Showing posts with label Dining Room. Show all posts
Showing posts with label Dining Room. Show all posts

Wednesday

Dining Room - The One That got Away


This picture, the only true color photograph of the main Dining Room that I've ever seen, was offered for sale on eBay a few years ago. Foolishly, I didn't buy it. But I did grab this lo-res copy.

The Memorial Presbyterian Church on Olive Avenue in West Palm Beach, was built entirely from the bricks of the hotel after it was demolished in 1936. It appears that much of the woodwork, windows and ornamentation came from the hotel as well.

Historians Debi Murray and Richard Marconi note that the floor of the church came from the ballroom. The dining room doubled as a ballroom when the events required more space than the octagonal ballroom could provide. 

The long dining room carpet has been rolled up to make way for the waltz.

Sunday

The Dining Room, Appetizer

Photobucket
After a second wing was added in 1902, the main dining room was capable of serving 1700 guests at once. The Head Waiter had thirty-two assistants and five hundred waiters who served meals to from twenty-three hundred to twenty six hundred people three times a day.  150 cooks and an equal number of assistants worked in the kitchen. Guests looking for a more intimate meal could always have it at the Palm Grill.

This rare photo- taken shortly after the hotel opened- shows waitresses and other staff  lining the center aisle of  the dining room. The ladies are wearing dark shirtwaist dresses and full length aprons. This is one of a very few pictures of the hotel staff in existence. 
A heavily retouched photograph of the dining as it looked when it opened in 1894. The main aisle where the staff is standing in the top photo is just past the arches at the right. 
The picture is taken from a rare angle that almost gives a "diner's eye view" of the table. It includes lots of great detail; from the water carafe, glasses, napkins and condiment servers to the arrangement of the silver and design of the chairs. Click to enlarge.

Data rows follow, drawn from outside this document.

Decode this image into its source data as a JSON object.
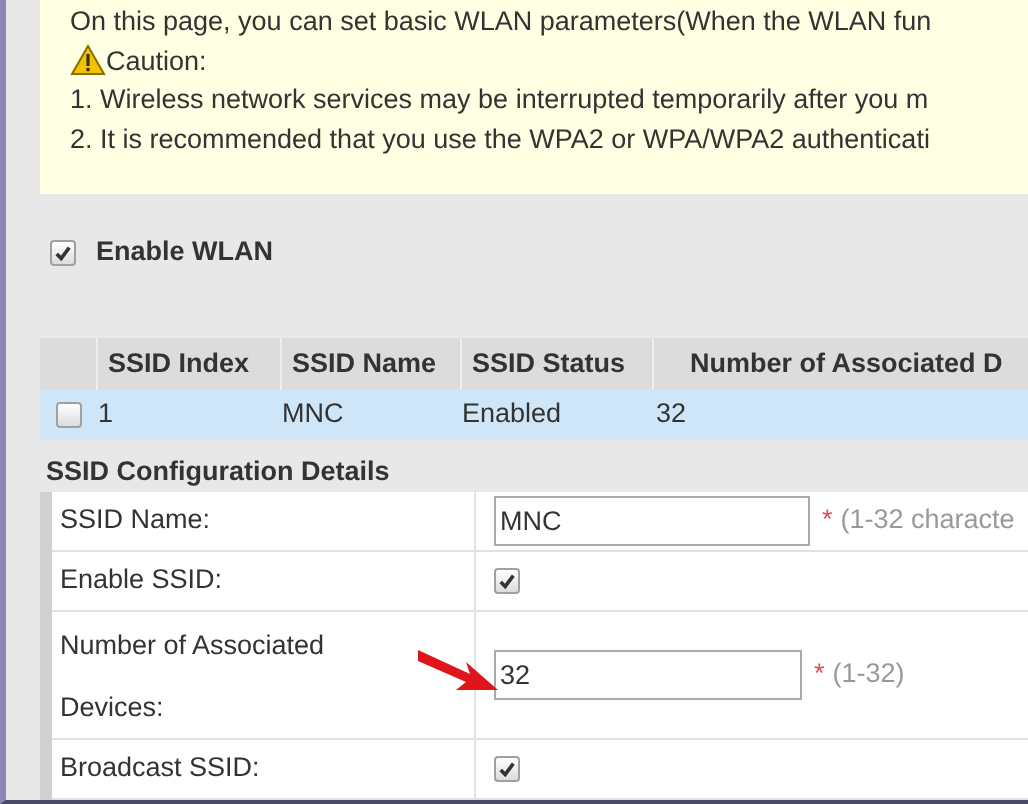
{
  "notice": {
    "intro": "On this page, you can set basic WLAN parameters(When the WLAN fun",
    "caution_title": "Caution:",
    "items": [
      "1. Wireless network services may be interrupted temporarily after you m",
      "2. It is recommended that you use the WPA2 or WPA/WPA2 authenticati"
    ]
  },
  "enable_wlan": {
    "label": "Enable WLAN",
    "checked": true
  },
  "ssid_table": {
    "columns": [
      "SSID Index",
      "SSID Name",
      "SSID Status",
      "Number of Associated D"
    ],
    "rows": [
      {
        "cells": [
          "1",
          "MNC",
          "Enabled",
          "32"
        ],
        "checked": false,
        "selected": true
      }
    ]
  },
  "details": {
    "title": "SSID Configuration Details",
    "fields": [
      {
        "kind": "text",
        "label": "SSID Name:",
        "value": "MNC",
        "required": "*",
        "hint": "(1-32 characte"
      },
      {
        "kind": "checkbox",
        "label": "Enable SSID:",
        "checked": true
      },
      {
        "kind": "text",
        "label": "Number of Associated Devices:",
        "value": "32",
        "required": "*",
        "hint": "(1-32)",
        "pointer": true
      },
      {
        "kind": "checkbox",
        "label": "Broadcast SSID:",
        "checked": true
      }
    ]
  }
}
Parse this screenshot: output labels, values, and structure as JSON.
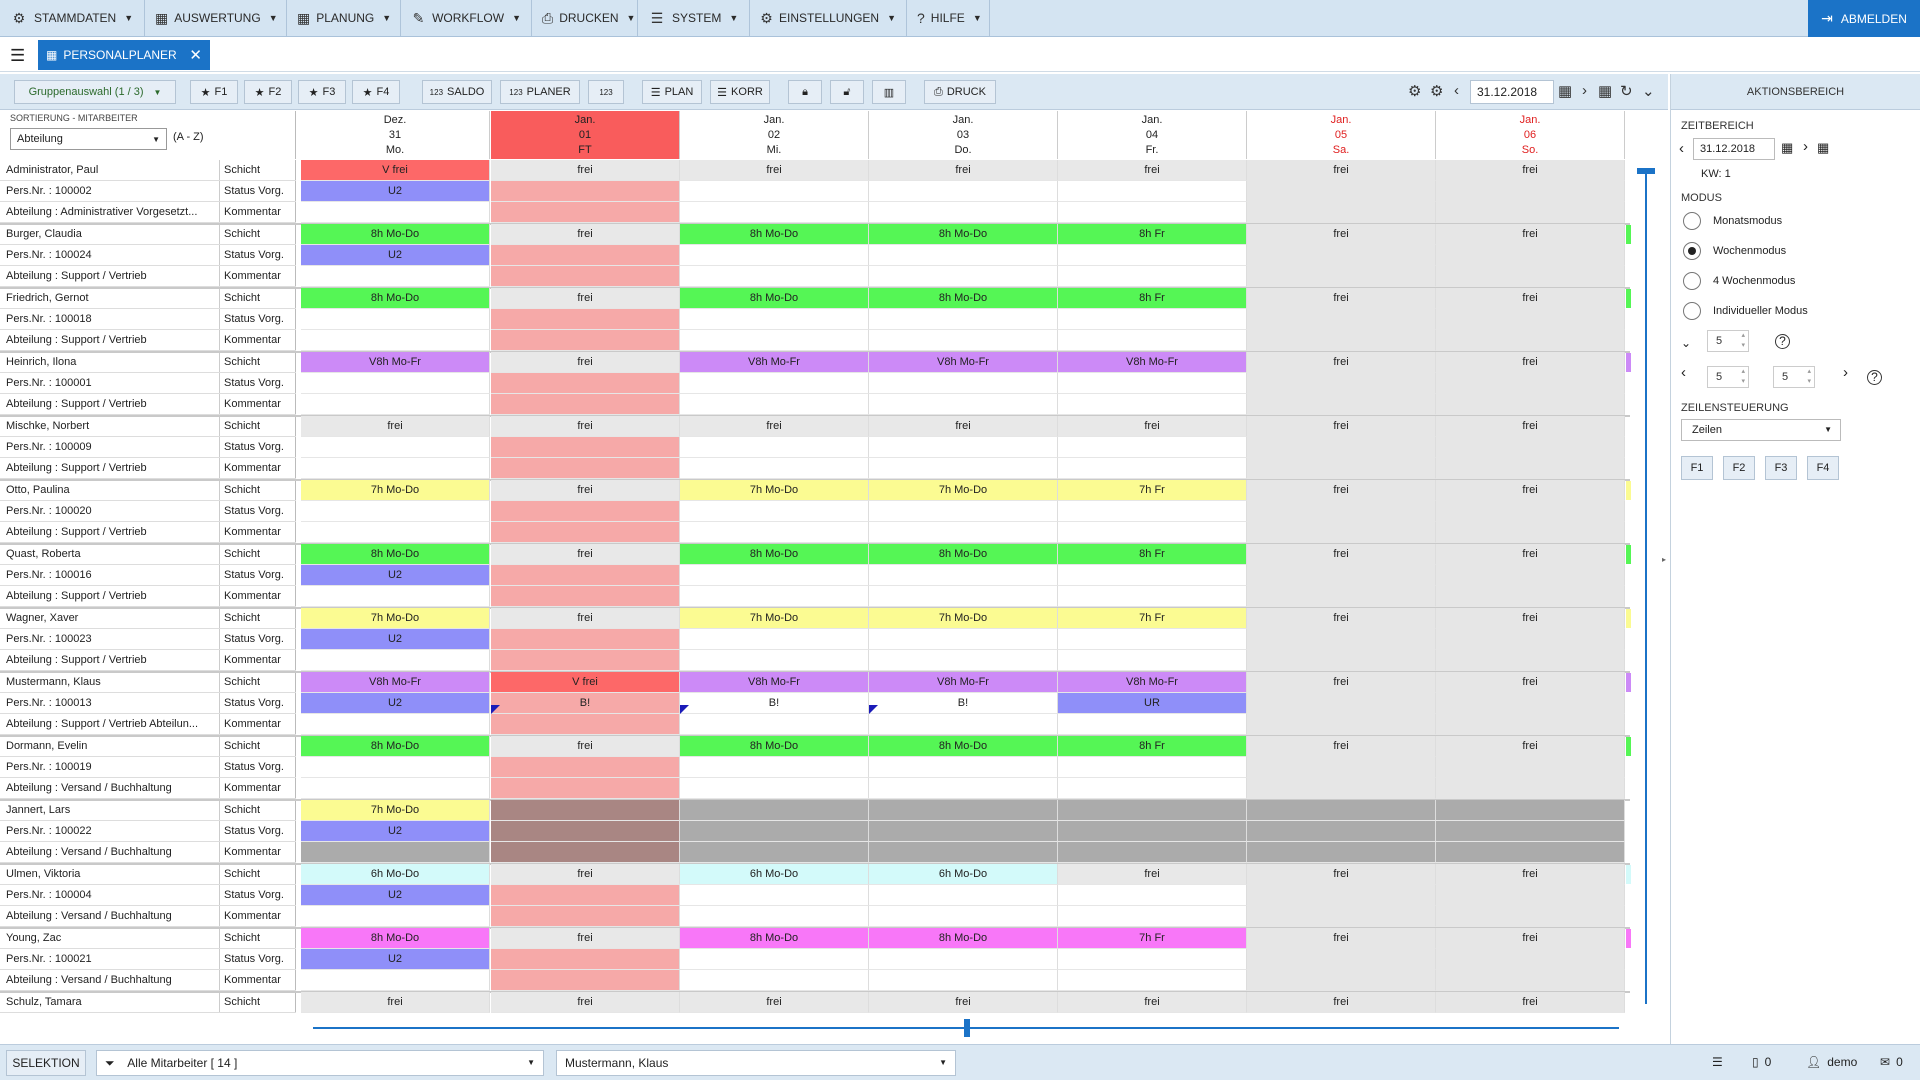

 The Hotel's print shop produced thousands of menus every day topped with an elegant engraving of the hotel logo.

A colored postcard gives a hint of a later color scheme.  The arched doorway  at the entrance found a second life as a garage door at a Palm Beach home after the hotel was demolished.

The dining room doubled as a ballroom when parties featuring upwards of two thousand guests couldn't be accommodated by the octagonal ballroom.

Strictly Ballroom

This rare view of the Ballroom (Florida Historical Society collection) shows the entrance (center) as you enter from the top of the stairs in the Rotunda. Looking west, down the entrance hall you can see the center front entrance door of the hotel (bottom, viewed from the outside.) In the picture below (courtesy Historical Society of Palm Beach County) the steps are partially obscured by what appears to be the same plant.  
 
The doors were framed with leaded  glass. A piece of wicker furniture is visible just inside the doorway. Note the cuspidors scattered around the room- a measure to keep the grass-green carpets clean.
  
 In the top picture, the Ballroom (more here) is decorated with Japanese lanterns- a very popular motif of the day. Flagler's hotels staged three important balls every season: The New Year's, George Washington Birthday and St. Patrick's Day Ball.
Eventually the parties got so large they were moved into the massive dining room (below.)